June 24th, 2011
07:26 PM GMT
The Troika trying to manage Greece’s path to normality – the European Union, European Central Bank and the International Monetary Fund – struck an upbeat tone as they broke out from meetings in Brussels Friday, but the reality is one of long lasting pain for the Hellenes with little progress after a five year austerity plan.
The Troika and the Greek Prime Minister George Papandreou are now at least singing from the same hymn sheet and the numbers look like this in the final package: $40 billion in higher taxes and cuts in spending until 2015. Privatisations have been put down to raise $72 billion and at late night Thursday the new Greek finance minister, Evangelos Venizelos, closed a $5 billion budget short fall with a final burst of tax increases and spending cuts. Final tally now: $117 billion.
The President of the European Commission, Jose Manuel Barroso said: “We have once again shown that we find agreement when agreement is needed,” adding, “we did this with an openness and frankness that I have not seen before.”

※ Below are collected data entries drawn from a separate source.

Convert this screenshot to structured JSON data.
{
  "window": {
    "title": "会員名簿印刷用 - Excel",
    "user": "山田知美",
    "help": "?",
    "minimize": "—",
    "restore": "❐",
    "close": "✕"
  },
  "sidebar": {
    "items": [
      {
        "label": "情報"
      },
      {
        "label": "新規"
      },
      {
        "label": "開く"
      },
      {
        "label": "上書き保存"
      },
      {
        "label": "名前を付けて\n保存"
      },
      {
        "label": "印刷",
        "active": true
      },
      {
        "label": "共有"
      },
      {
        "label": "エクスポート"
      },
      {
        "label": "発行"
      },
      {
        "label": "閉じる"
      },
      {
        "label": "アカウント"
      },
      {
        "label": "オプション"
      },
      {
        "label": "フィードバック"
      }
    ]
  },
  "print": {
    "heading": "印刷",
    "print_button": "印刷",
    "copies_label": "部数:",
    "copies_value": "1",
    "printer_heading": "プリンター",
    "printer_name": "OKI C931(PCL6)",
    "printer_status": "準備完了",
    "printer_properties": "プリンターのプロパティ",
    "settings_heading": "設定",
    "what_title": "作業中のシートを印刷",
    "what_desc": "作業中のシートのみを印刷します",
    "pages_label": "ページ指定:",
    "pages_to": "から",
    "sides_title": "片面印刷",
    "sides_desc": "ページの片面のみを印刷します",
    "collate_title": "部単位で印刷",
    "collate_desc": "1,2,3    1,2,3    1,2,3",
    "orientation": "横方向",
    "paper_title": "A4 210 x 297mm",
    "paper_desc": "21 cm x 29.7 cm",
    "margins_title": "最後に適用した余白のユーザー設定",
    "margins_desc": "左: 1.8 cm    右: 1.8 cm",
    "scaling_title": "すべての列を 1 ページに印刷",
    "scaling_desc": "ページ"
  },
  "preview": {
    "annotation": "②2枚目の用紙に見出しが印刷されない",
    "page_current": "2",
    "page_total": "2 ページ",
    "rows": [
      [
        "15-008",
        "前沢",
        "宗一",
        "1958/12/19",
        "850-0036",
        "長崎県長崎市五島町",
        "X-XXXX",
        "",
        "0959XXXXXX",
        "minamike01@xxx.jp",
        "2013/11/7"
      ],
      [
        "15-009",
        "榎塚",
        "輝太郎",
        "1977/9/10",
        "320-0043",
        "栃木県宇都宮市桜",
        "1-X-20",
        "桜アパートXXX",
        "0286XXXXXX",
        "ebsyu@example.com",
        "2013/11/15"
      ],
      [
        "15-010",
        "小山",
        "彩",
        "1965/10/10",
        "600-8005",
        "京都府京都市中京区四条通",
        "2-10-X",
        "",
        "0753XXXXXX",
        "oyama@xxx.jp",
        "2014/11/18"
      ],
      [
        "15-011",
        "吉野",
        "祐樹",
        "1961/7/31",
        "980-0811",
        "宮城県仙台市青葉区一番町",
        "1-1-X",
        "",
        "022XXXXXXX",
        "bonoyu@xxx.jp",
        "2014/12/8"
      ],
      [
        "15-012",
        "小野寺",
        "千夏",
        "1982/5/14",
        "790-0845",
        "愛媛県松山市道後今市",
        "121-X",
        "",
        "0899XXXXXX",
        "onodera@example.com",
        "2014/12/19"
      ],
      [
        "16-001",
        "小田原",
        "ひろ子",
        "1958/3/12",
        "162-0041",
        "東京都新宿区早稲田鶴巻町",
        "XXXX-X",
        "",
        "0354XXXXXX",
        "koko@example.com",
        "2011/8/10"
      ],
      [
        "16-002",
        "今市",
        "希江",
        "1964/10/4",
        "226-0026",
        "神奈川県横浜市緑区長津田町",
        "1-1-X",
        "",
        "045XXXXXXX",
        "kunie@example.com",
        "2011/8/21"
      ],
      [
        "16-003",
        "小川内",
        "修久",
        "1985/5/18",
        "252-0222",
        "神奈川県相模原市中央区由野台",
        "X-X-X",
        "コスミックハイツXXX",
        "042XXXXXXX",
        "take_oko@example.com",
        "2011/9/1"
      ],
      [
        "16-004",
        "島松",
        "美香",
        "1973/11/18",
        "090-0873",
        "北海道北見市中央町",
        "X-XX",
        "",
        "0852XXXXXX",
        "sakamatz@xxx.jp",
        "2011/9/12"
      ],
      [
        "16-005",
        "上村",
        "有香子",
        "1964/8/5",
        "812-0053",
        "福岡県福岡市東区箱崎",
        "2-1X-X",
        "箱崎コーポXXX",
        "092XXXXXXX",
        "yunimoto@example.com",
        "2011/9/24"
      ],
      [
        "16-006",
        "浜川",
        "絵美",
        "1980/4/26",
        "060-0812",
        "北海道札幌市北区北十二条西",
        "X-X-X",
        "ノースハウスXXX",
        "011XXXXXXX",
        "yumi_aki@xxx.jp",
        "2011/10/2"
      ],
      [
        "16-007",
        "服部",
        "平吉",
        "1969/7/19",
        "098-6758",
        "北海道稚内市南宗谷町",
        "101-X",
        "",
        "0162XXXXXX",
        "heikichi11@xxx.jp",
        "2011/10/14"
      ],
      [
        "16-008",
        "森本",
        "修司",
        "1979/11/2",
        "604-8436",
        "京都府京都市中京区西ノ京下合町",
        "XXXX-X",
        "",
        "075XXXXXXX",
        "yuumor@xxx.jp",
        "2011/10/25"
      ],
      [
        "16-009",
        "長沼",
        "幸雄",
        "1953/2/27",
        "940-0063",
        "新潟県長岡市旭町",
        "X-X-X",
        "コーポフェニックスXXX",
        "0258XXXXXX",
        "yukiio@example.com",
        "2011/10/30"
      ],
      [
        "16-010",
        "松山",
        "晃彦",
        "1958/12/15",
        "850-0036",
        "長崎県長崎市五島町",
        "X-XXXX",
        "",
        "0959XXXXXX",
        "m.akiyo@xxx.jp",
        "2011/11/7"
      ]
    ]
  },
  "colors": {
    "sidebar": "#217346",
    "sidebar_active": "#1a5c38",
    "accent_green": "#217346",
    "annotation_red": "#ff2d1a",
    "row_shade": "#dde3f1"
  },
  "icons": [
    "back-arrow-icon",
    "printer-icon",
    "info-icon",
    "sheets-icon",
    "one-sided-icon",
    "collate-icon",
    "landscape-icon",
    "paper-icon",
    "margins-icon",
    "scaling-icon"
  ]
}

Some would take an entirely different view. Eighteen months ago the European debt storm was just beginning to take shape and Greece was the first in its path. I remember quite vividly Prime Minister Papandreou’s appearance in Davos at the end of January 2010. I think he was surprised that international bankers were expressing concerns around the small, but now instrumental test case for the euro. His counterparts in Brussels, Frankfurt and Paris should have shared the same level of concerns as the Davos private sector elite.
Back then, interest rates on the Greek 10 year bond were close to five percent. Today they hover at just below 17 percent. What is shaping up to be a Greek tragedy is the level of long term debt that the country and its people will still be left with after all the reforms, taxes and spending cuts are done. Long term debt this year is expected to peak at 157 percent of gross domestic product. Finance officials in Athens say that number will dip to only 140 percent by 2015. That is tragic considering what the Greek people will go through.
Many current and past leaders, especially northern Europeans, express a common refrain, that austerity is the only way out for Greece and that an economy cannot function with public sector workers making three times that of their counterparts in the private sector.
As the saying goes, hindsight is always 20-20. Prime Minister Papandreou’s predecessor Kostas Karamanlis ignored over-runs after the 2004 Olympics and chose not to pursue reforms, when low interests and low inflation would have made that job much easier. As many top flight economists noted, the Greeks lived off German monetary policy for the first decade of the euro and they are paying a heavy price now and probably will continue to do so for a generation.
The German Chancellor Angela Merkel put on a brave face after the meetings concluded saying, “It was a good message that Greece met with the Troika, the European Commission, the ECB and the IMF, and that they agreed on its contributions. We have agreed that there will be a new program for Greece.”
The new program, many believe, will be just as large as the first, some $160 billion. It provided a moment of relief in financial markets that a common ground has been found, but it won’t alleviate what brought Greece to the brink of collapse, it mounting level of debt.